The recent bidding process that left historic industrial giant Techint out of the game did not shake the business community because of the amount or the contract itself. What shook it was the implicit message. This time the last name, the lobbying, and the political clout were not enough. This time the winner was the one who offered a better price and better conditions. Nothing more. Nothing less. In a normal economy, that would be self-evident. In Argentina, it was a disruptive signal. Meanwhile President Milei did not miss the opportunity: he described on X Paolo Rocca, owner of Techint, as "Don chatarrín de los tubitos caros."
For years, the dominant discourse associated "national industry" with permanent privilege. The idea took hold that defending local production implied closing the economy, manipulating prices, and excluding competitors. Under that narrative, efficiency stopped being a goal and innovation became optional. Protection doesn't strengthen industry: it infantilizes it. It removes incentives to improve, reduce costs, and raise standards. It turns industry into a hostage of the political power of the moment.

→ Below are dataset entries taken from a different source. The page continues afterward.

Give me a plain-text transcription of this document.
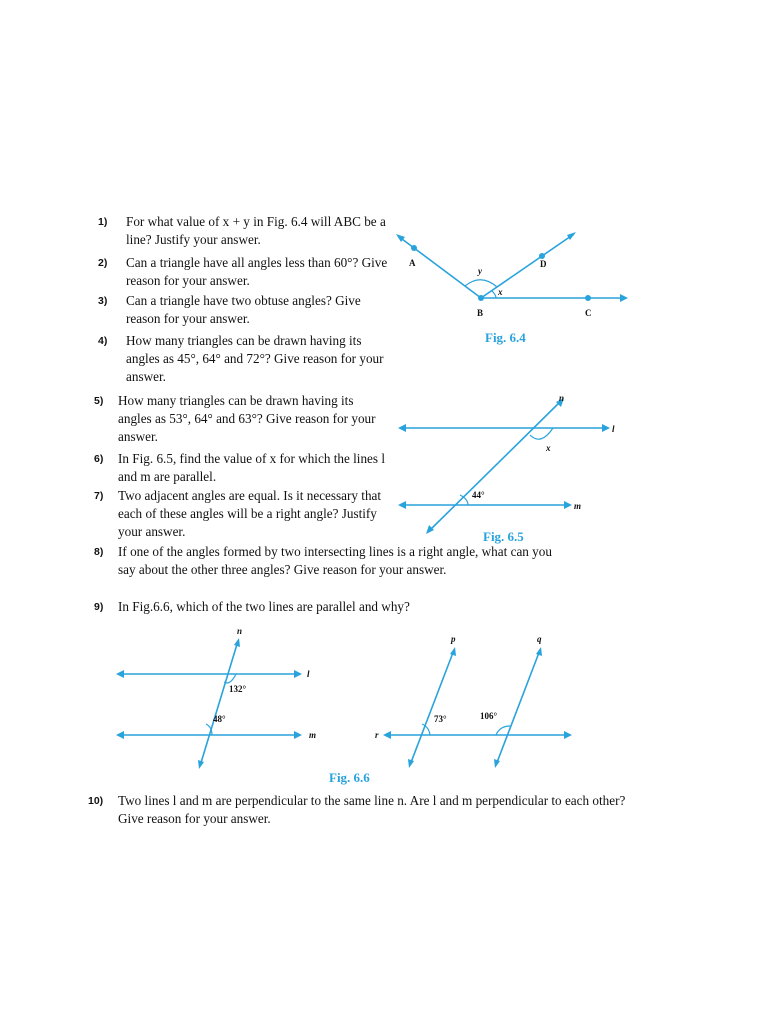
1)	For what value of x + y in Fig. 6.4 will ABC be a line? Justify your answer.
2)	Can a triangle have all angles less than 60°? Give reason for your answer.
3)	Can a triangle have two obtuse angles? Give reason for your answer.
4)	How many triangles can be drawn having its angles as 45°, 64° and 72°? Give reason for your answer.
5)	How many triangles can be drawn having its angles as 53°, 64° and 63°? Give reason for your answer.
6)	In Fig. 6.5, find the value of x for which the lines l and m are parallel.
7)	Two adjacent angles are equal. Is it necessary that each of these angles will be a right angle? Justify your answer.
8)	If one of the angles formed by two intersecting lines is a right angle, what can you say about the other three angles? Give reason for your answer.
9)	In Fig.6.6, which of the two lines are parallel and why?
10)	Two lines l and m are perpendicular to the same line n. Are l and m perpendicular to each other? Give reason for your answer.
A
B	C
D
y
x
Fig. 6.4
n
l
m
x
44°
Fig. 6.5
n
l
m
132°
48°
p	q
r
73°	106°
Fig. 6.6
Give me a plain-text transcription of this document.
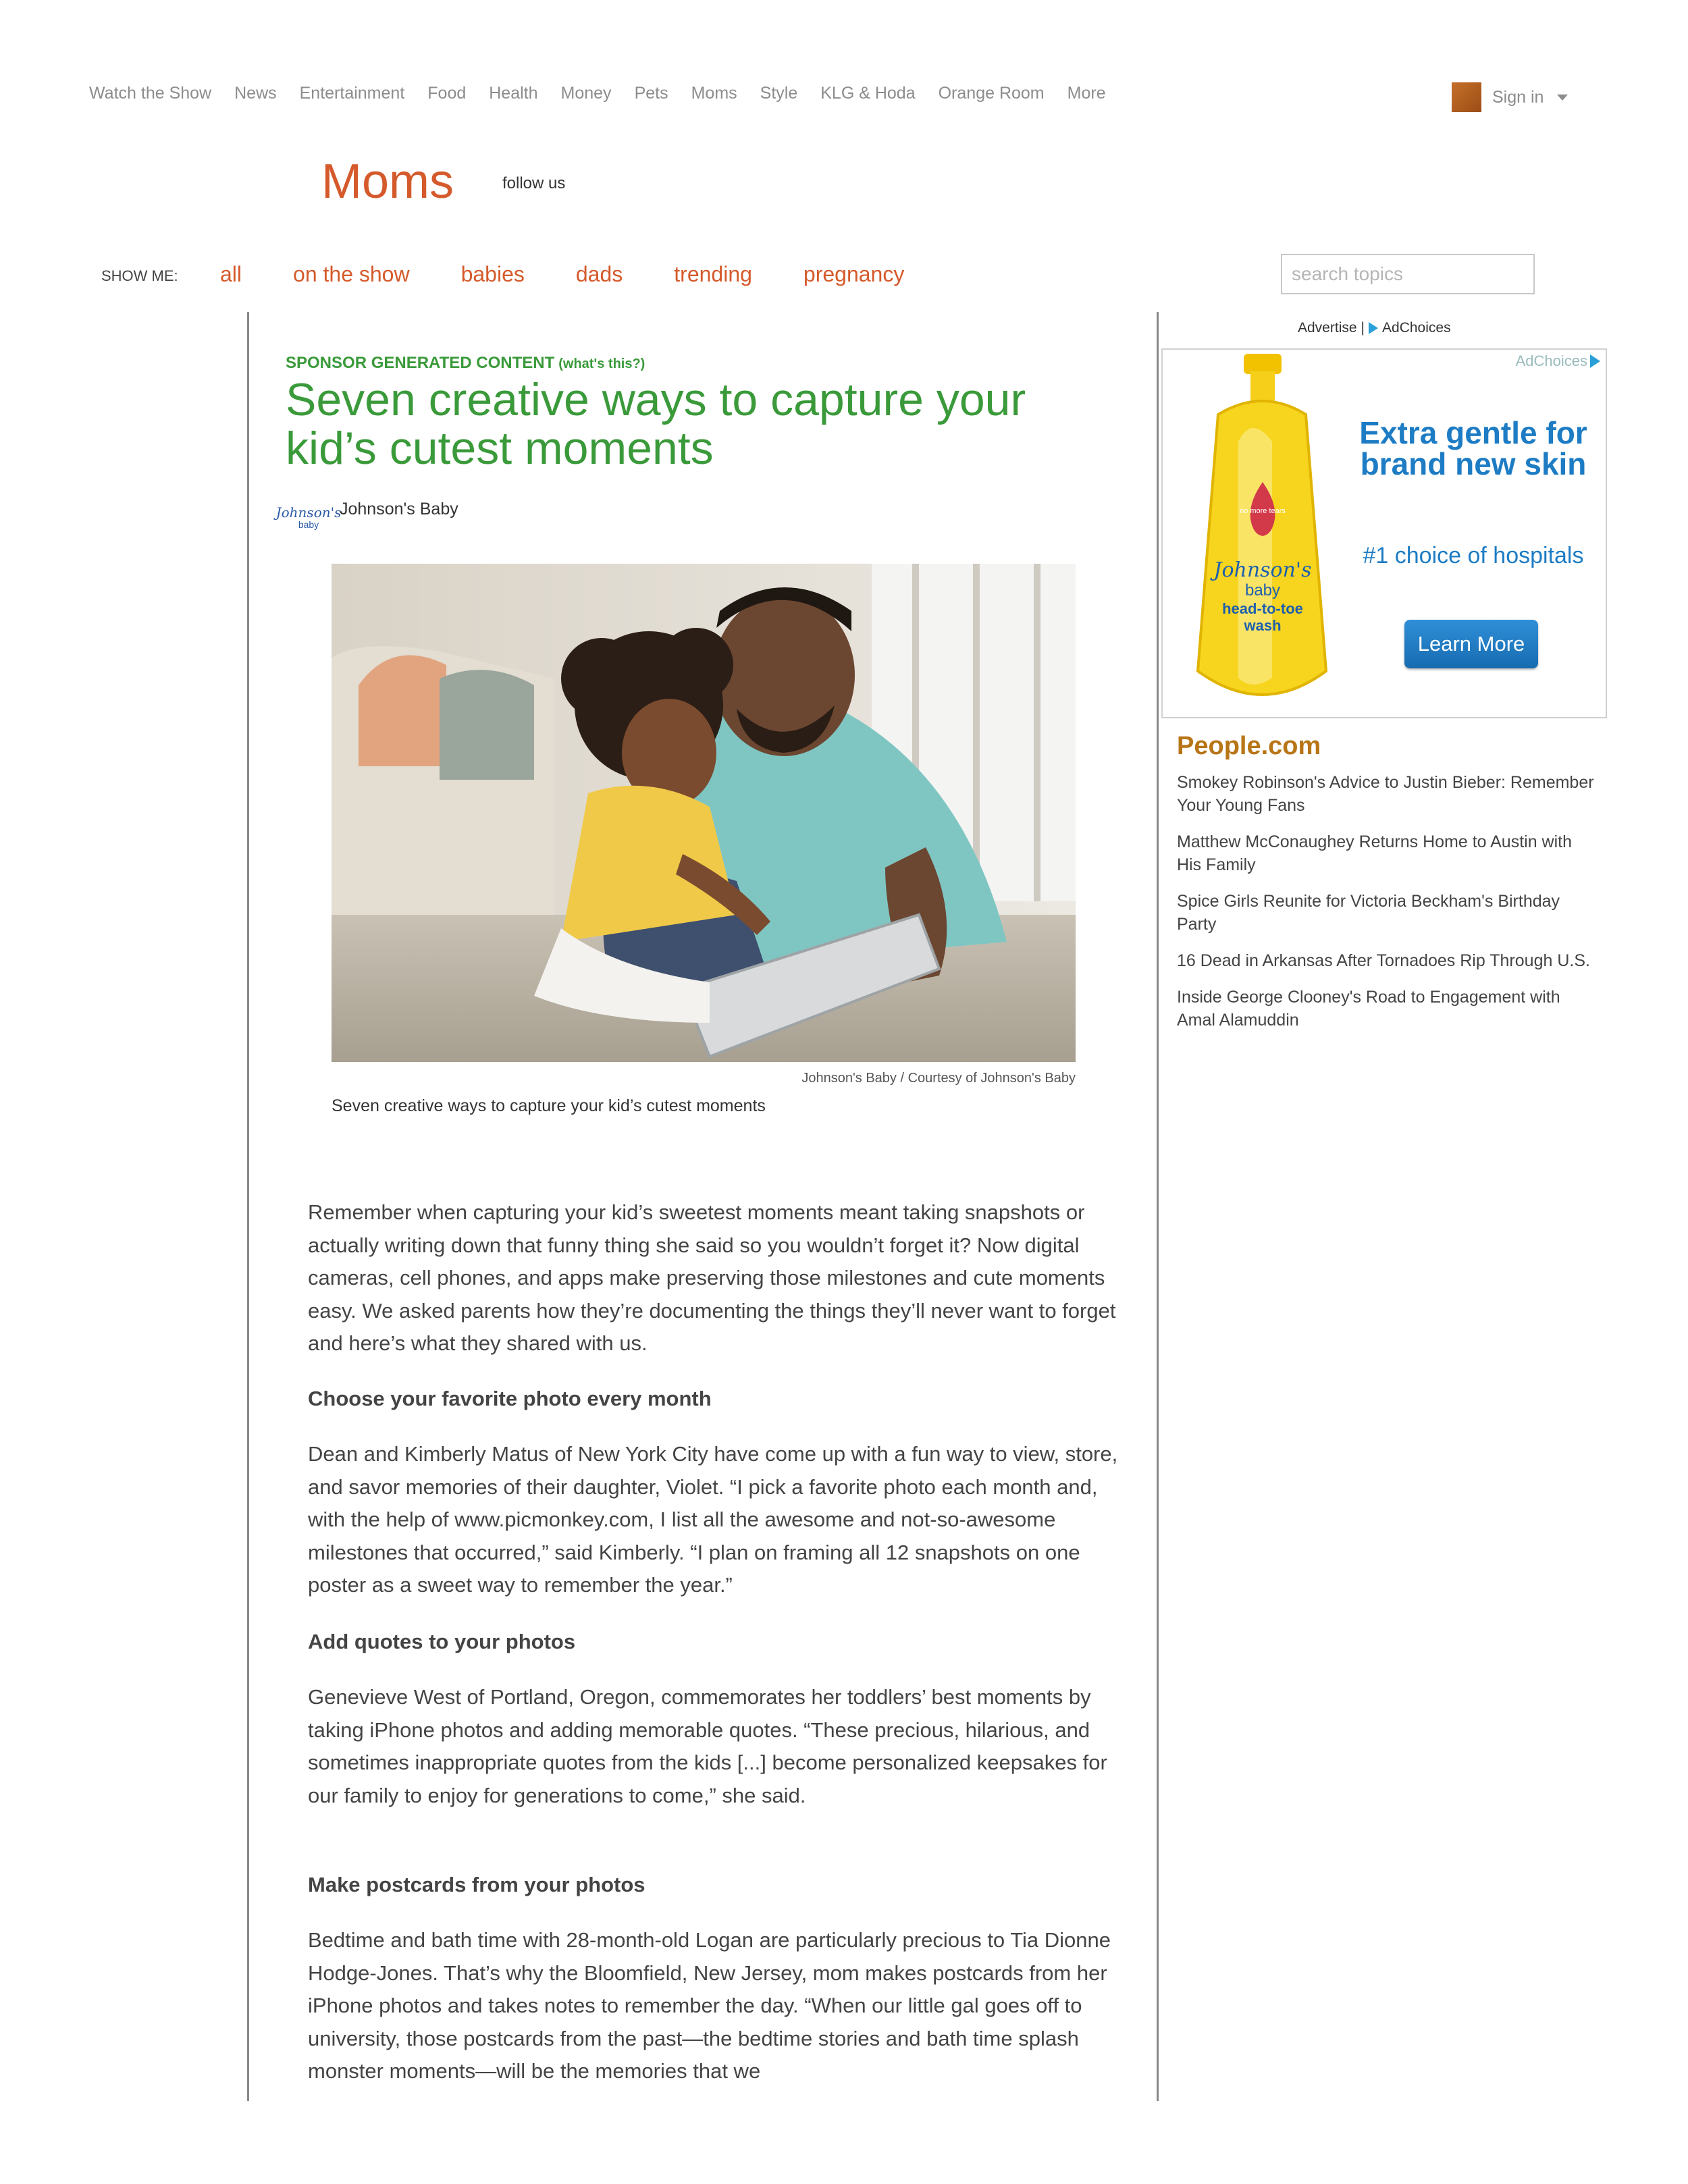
Watch the Show News Entertainment Food Health Money Pets Moms Style KLG & Hoda Orange Room More	Sign in
Moms	follow us
SHOW ME: all on the show babies dads trending pregnancy
search topics
SPONSOR GENERATED CONTENT (what's this?)
Seven creative ways to capture your kid’s cutest moments
Johnson's
baby
Johnson's Baby
Johnson's Baby / Courtesy of Johnson's Baby
Seven creative ways to capture your kid’s cutest moments

Remember when capturing your kid’s sweetest moments meant taking snapshots or actually writing down that funny thing she said so you wouldn’t forget it? Now digital cameras, cell phones, and apps make preserving those milestones and cute moments easy. We asked parents how they’re documenting the things they’ll never want to forget and here’s what they shared with us.

Choose your favorite photo every month

Dean and Kimberly Matus of New York City have come up with a fun way to view, store, and savor memories of their daughter, Violet. “I pick a favorite photo each month and, with the help of www.picmonkey.com, I list all the awesome and not-so-awesome milestones that occurred,” said Kimberly. “I plan on framing all 12 snapshots on one poster as a sweet way to remember the year.”

Add quotes to your photos

Genevieve West of Portland, Oregon, commemorates her toddlers’ best moments by taking iPhone photos and adding memorable quotes. “These precious, hilarious, and sometimes inappropriate quotes from the kids [...] become personalized keepsakes for our family to enjoy for generations to come,” she said.

Make postcards from your photos

Bedtime and bath time with 28-month-old Logan are particularly precious to Tia Dionne Hodge-Jones. That’s why the Bloomfield, New Jersey, mom makes postcards from her iPhone photos and takes notes to remember the day. “When our little gal goes off to university, those postcards from the past—the bedtime stories and bath time splash monster moments—will be the memories that we

Advertise | AdChoices
AdChoices
no more tears
Johnson's
baby
head-to-toe
wash
Extra gentle for brand new skin
#1 choice of hospitals
Learn More
People.com
Smokey Robinson's Advice to Justin Bieber: Remember Your Young Fans
Matthew McConaughey Returns Home to Austin with His Family
Spice Girls Reunite for Victoria Beckham's Birthday Party
16 Dead in Arkansas After Tornadoes Rip Through U.S.
Inside George Clooney's Road to Engagement with Amal Alamuddin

The result is plain to see. Companies that are used to operating in a closed ecosystem suddenly discover that they are not competitive when they face the real world. Far from taking responsibility, they react as always: by demanding "special" rules, denouncing "unfair competition," and calling for State intervention. It is the typical response of crony capitalism, not genuine capitalism. There is no self-criticism, there is nostalgia for lost privilege.
This type of episode fulfills a key function: it lays bare the rent-seeking structure that statism built over decades. When distortions are eliminated, the market reallocates resources toward those who use them best. That is not ideology; it is economic calculation. That calculation is impossible when the State distorts prices, protects inefficiencies, or decides winners and losers according to political convenience.